Our appetites will grow beautifully less. Our wants will grow beautifully fewer, because there will be but one great supreme need in our souls and that will be to know God and to know our own divine powers. When we know our divine powers, they will manifest themselves, they will demonstrate themselves without any conscious effort. The sun makes no conscious effort to shine! The godly man makes no conscious effort to rise above his appetites. He is godly and his appetites forsake him. He is spiritual, and carnality holds no charms for him. He is resurrected, and the sins of the flesh have no attractions for him. His mind is so filled with the beauty, grandeur and glory of God that the things of earth do not appeal to him. It is no sacrifice for the man of God to give up the sins of the flesh, for he has outgrown them. They [58] have served their purpose–if they ever had a purpose. His mind is consumed with the love of God, and his mental eye is filled with the vision of perfectness. He abstains from evil belief, and he heals as naturally as the sun sends forth its beneficent rays upon us. He thinks truly, and his mind knows no error. This is the true fast.

Let this be our mode of fasting. Let us abstain from every thought of error, and strive to keep our thoughts free from every sign of envy and malice and jealousy. Let us cease to see anything imperfect in form of disease, decrepitude or poverty. Let us hold the true picture of ourselves, and within a few days it will have resulted in a better order of things physically, mentally, morally and spiritually. We shall be eating less and drinking less, because this is the way the true fast works. It floods the soul with Truth, and the things of sense gradually disappear.

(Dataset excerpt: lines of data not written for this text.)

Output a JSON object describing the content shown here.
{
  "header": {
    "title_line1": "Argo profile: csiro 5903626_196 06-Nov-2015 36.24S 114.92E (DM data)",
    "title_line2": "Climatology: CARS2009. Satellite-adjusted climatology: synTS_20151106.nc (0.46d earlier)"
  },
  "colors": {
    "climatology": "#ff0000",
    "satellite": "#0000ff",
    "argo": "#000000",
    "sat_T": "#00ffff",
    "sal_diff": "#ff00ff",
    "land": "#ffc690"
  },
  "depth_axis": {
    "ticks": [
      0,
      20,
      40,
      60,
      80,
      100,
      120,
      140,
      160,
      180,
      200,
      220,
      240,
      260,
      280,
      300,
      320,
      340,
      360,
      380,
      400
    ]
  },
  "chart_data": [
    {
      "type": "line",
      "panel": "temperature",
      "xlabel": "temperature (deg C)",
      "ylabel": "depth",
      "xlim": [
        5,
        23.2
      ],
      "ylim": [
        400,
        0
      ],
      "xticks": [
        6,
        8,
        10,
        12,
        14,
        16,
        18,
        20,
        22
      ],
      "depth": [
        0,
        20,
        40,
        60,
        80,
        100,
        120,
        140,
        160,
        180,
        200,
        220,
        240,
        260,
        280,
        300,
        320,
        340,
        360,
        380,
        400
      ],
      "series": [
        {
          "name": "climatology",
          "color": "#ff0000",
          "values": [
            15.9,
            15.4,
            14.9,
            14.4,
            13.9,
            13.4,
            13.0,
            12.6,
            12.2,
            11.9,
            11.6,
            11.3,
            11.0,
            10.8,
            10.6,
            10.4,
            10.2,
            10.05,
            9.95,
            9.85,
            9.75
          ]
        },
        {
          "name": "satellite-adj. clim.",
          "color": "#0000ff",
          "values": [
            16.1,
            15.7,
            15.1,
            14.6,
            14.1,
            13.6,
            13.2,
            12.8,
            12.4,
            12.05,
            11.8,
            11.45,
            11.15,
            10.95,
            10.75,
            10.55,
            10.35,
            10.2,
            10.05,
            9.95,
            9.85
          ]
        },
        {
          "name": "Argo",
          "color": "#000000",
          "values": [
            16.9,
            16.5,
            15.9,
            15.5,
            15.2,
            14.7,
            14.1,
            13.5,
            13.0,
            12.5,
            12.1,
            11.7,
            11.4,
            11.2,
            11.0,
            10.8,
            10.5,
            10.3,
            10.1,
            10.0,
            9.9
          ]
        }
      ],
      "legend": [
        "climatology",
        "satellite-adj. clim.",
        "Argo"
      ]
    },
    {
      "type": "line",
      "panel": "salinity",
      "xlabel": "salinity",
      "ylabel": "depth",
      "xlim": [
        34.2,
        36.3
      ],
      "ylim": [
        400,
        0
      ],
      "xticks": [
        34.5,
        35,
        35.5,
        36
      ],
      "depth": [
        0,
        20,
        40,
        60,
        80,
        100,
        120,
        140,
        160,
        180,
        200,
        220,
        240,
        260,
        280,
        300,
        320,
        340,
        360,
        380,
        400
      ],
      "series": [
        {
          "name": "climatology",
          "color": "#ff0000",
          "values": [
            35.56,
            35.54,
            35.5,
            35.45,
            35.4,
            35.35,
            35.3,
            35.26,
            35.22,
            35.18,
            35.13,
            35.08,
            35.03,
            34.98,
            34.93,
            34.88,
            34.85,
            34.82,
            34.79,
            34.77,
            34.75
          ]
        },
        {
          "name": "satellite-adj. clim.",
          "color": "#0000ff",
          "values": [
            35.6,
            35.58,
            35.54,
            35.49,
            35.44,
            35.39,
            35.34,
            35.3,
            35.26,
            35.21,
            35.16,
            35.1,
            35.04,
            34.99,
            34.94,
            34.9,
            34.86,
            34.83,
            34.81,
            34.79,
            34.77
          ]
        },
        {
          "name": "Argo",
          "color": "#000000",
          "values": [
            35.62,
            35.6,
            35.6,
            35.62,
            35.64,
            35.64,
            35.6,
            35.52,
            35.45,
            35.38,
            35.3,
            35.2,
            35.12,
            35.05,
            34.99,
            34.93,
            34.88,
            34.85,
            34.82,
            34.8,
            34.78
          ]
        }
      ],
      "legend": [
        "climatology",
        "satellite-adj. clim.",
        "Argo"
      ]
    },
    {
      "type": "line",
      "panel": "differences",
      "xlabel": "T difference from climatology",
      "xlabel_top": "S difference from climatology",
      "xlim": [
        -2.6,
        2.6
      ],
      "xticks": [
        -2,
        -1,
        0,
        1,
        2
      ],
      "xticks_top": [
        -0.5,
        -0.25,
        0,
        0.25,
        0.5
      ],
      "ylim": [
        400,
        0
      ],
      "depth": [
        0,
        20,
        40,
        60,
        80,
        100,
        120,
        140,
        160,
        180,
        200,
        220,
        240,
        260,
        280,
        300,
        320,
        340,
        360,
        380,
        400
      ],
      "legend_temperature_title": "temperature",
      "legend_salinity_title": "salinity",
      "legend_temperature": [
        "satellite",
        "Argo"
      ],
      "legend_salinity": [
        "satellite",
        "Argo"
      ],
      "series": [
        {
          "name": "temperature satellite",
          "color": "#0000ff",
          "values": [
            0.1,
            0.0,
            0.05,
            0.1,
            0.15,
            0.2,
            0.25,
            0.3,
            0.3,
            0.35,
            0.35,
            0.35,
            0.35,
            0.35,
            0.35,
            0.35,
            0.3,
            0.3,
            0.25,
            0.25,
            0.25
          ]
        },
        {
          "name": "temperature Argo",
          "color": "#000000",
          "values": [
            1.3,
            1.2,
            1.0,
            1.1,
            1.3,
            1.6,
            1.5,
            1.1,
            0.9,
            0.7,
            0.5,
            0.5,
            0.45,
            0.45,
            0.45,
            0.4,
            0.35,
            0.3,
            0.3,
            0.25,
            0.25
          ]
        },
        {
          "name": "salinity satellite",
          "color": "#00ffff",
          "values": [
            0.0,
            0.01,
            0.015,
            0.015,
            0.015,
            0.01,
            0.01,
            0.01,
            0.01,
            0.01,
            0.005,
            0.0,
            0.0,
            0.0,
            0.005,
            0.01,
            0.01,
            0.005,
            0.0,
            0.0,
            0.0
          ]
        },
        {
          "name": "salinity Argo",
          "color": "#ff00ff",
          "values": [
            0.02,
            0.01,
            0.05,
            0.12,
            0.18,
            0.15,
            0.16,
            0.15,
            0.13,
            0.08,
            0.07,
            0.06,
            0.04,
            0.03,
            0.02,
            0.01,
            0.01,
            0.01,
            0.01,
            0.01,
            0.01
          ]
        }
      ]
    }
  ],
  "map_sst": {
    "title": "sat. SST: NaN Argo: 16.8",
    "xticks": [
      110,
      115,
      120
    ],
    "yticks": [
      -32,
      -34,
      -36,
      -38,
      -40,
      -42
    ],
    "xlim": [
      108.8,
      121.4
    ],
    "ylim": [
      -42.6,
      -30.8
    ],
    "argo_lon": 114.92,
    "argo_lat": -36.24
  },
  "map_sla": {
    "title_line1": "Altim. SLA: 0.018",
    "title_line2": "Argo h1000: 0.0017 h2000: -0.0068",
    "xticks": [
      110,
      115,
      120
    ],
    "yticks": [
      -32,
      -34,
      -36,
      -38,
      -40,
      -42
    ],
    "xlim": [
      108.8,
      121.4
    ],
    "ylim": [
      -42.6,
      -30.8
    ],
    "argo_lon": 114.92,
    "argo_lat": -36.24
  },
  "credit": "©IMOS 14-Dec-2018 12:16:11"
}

Let this, then, be our Lenten Week. There are men in the world who fast, but they are always longing for the feast that follows. This is the idea of fasting that obtains in the public mind. Abstaining from a few articles of diet does not suggest to them that they should also be free from criticism, and censure and condemnation. As such their fast will profit them nothing.

We in Divine Science know that such is not the real meaning of fasting. We know that it is to follow in the footsteps of that illuminated Master; to stand porter at the gateway of our [59] minds, and give admittance to that only which is like the true Reality of our being. This is the true abstinence. This is what Jesus meant when he said, “Seek first the kingdom,” and this is the pathway that will lead us at last into our own Reality, of our unity with God–the Perfect Image and Creator.